The Helper Anti-Pattern

You have a class X, you have a class called XHelper. XHelper contains methods that make it easy to use X.

The problem I have with this antipattern is that XHelper does nothing of value. If the methods are truly related to X then they should actual be class methods of X. However if you need “helper” methods to use the API of X chances are what is really required is a refactoring of X to incorporate the enhancements of XHelper invisibly. You shouldn’t need a helper to use an API.

Take Rails page helpers. A helper to construct the content of a page contains functionality that would be better marshalled in the controller, prior to view rendering. If multiple controllers perform the action then extract it to a service that controllers can invoke on the requests and delegates they are co-ordinating.

What if the Helper class actually refactors common functionality from classes X and Y and is actually called FooHelper because it helps perform Foo in X and Y?

Well, here we are onto something, we have some common functionality which is good and the name of the class reflects its purpose. The same question arises though, could FooHelper’s methods actually reside in Foo? If Foo is purely a function or method call then perhaps all the functionality relating to Foo should be encapsulated in a Foo class that presents the foo method.

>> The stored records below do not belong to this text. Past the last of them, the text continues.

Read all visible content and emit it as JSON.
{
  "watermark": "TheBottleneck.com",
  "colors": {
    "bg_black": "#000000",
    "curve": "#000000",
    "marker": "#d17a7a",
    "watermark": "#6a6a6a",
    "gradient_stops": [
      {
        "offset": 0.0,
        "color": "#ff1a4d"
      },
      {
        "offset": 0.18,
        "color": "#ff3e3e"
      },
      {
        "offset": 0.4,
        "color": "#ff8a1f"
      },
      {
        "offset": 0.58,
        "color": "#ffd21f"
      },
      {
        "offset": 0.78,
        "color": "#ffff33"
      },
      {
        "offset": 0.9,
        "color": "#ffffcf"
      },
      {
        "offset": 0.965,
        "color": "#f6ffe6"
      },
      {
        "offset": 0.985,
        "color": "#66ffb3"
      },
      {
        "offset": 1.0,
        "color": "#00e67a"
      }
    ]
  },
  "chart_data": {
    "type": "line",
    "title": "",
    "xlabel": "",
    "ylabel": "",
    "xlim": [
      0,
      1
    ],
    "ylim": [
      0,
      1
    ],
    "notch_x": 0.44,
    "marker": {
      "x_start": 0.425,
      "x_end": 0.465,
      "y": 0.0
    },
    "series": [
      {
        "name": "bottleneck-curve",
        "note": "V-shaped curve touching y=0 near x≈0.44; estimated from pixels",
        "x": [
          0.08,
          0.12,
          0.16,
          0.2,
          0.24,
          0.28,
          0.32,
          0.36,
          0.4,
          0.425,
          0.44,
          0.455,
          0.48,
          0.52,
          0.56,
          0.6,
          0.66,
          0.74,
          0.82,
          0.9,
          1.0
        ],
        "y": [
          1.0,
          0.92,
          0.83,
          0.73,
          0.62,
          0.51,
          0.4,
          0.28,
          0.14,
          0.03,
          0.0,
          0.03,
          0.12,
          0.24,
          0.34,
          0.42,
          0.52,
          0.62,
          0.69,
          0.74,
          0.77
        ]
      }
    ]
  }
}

Alternatively perhaps there is a better name than “Helper”? As examples, I tend to call collections of class methods that transform instances of one class into instances of another class “Transformers”. Similarly methods that create database connection instances could be called “Providers”. If you cannot make the class a private class instance of the class or classes the Helper is nominally a Helper to, then there is usually a better name for the class lurking around somewhere.